Contribution de Jean-Denis Kraege

 

Le Sacerdoce universel

          Très fréquemment on confond sacerdoce universel et système presbytéro-synodal (lien avec presbyterosynodal.doc). Un lien peut certes être établi entre eux. Ils ne désignent pourtant pas la même réalité. Le système presbytéro-synodal qualifie une manière d'organiser certaines Eglises. Le sacerdoce universel concerne la relation de tous les croyants à Dieu.

          Le sacerdoce universel est fondé sur un certain nombre de textes bibliques affirmant que les croyants sont un peuple de prêtres (par ex. : Exode 19,6 ; I Pierre 2,5 & 9 ; Apocalypse 1,6). Le prêtre est, dans le monde religieux en général, un intermédiaire entre les humains et la divinité. En affirmant que le peuple de l'Eglise est un peuple de prêtres, les textes néotestamentaires affirment qu'il n'est pas d'intermédiaire nécessaire entre les humains et Dieu tel que révélé en Jésus-Christ.
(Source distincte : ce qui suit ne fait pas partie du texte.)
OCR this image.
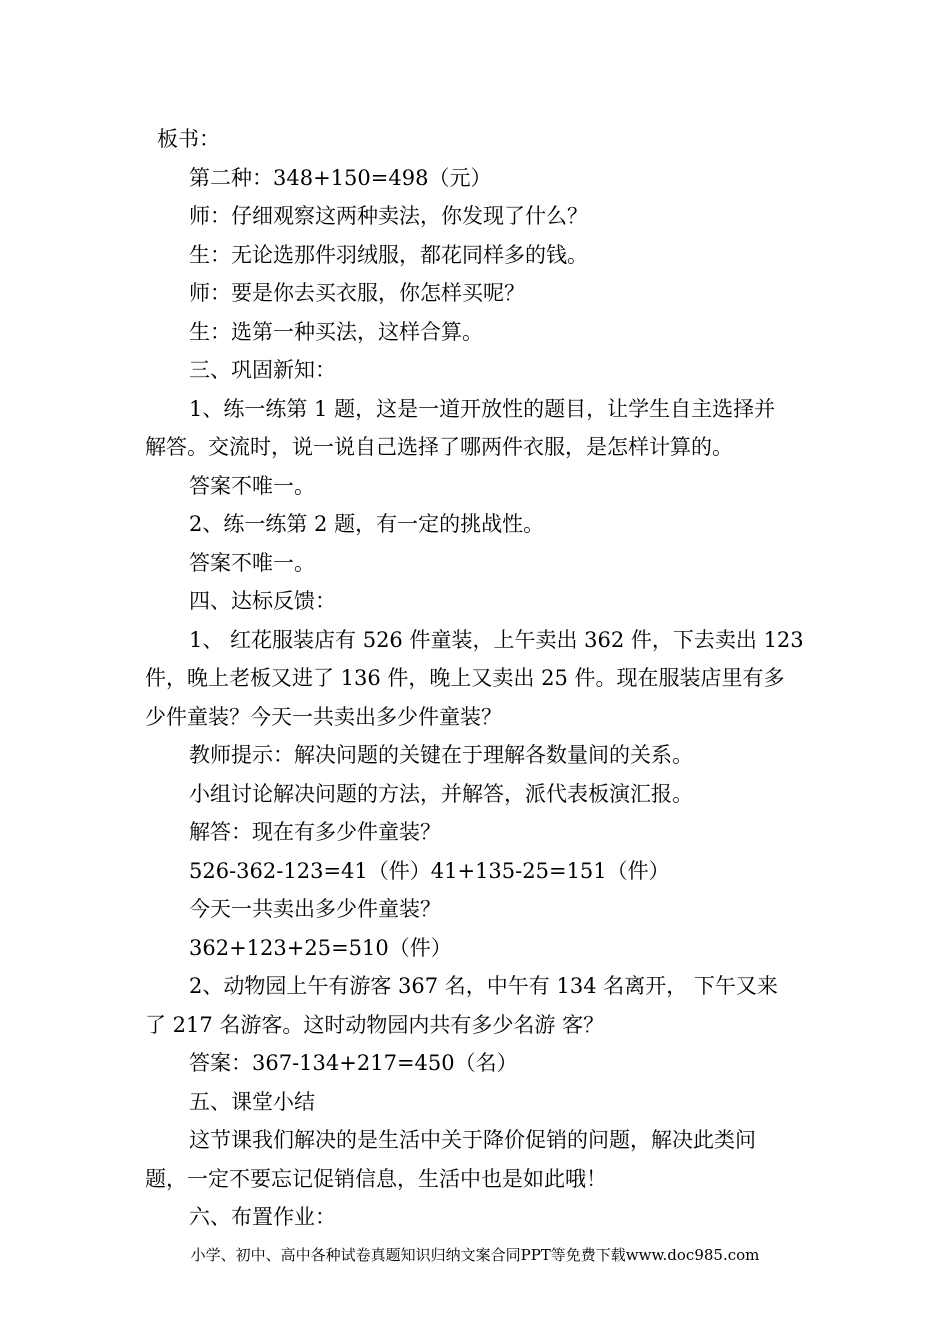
板书：

第二种：348+150=498（元）

师：仔细观察这两种卖法，你发现了什么？

生：无论选那件羽绒服，都花同样多的钱。

师：要是你去买衣服，你怎样买呢？

生：选第一种买法，这样合算。

三、巩固新知：

1、练一练第 1 题，这是一道开放性的题目，让学生自主选择并

解答。交流时，说一说自己选择了哪两件衣服，是怎样计算的。

答案不唯一。

2、练一练第 2 题，有一定的挑战性。

答案不唯一。

四、达标反馈：

1、 红花服装店有 526 件童装，上午卖出 362 件，下去卖出 123

件，晚上老板又进了 136 件，晚上又卖出 25 件。现在服装店里有多

少件童装？今天一共卖出多少件童装？

教师提示：解决问题的关键在于理解各数量间的关系。

小组讨论解决问题的方法，并解答，派代表板演汇报。

解答：现在有多少件童装？

526-362-123=41（件）41+135-25=151（件）

今天一共卖出多少件童装？

362+123+25=510（件）

2、动物园上午有游客 367 名，中午有 134 名离开， 下午又来

了 217 名游客。这时动物园内共有多少名游 客？

答案：367-134+217=450（名）

五、课堂小结

这节课我们解决的是生活中关于降价促销的问题，解决此类问

题，一定不要忘记促销信息，生活中也是如此哦！

六、布置作业：

小学、初中、高中各种试卷真题知识归纳文案合同PPT等免费下载www.doc985.com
Il n'est en tous les cas pas d'autre intermédiaire nécessaire que Jésus-Christ : « Il y a un seul Dieu et aussi un seul intermédiaire entre Dieu et les humains, l'humain Jésus-Christ... » (I Timothée 2,5). En ce sens le Christ est le seul prêtre et nous sommes tous « laïcs ».

          Affirmer que tous les croyants sont prêtres ou que Jésus est le seul prêtre revient au même ! Dans un cas comme dans l'autre, la distinction entre certains humains qui seraient prêtres et d'autres laïcs est abolie. Tous ont accès à la vérité de vie révélée en Jésus-Christ. Tous peuvent adresser directement leurs prières à Dieu. Toutes les distinctions qui peuvent être opérées entre membres d'une Eglise ne le sont que du point de vue administratif. Si certains sont seuls habilités à prêcher et/ou à administrer les sacrements, ce n'est qu'une mesure visant à garantir le bon ordre dans l'Eglise. Si un ministre vient à faire défaut, rien n'empêche un non-ministre d'apporter la prédication, d'administrer baptême ou Cène.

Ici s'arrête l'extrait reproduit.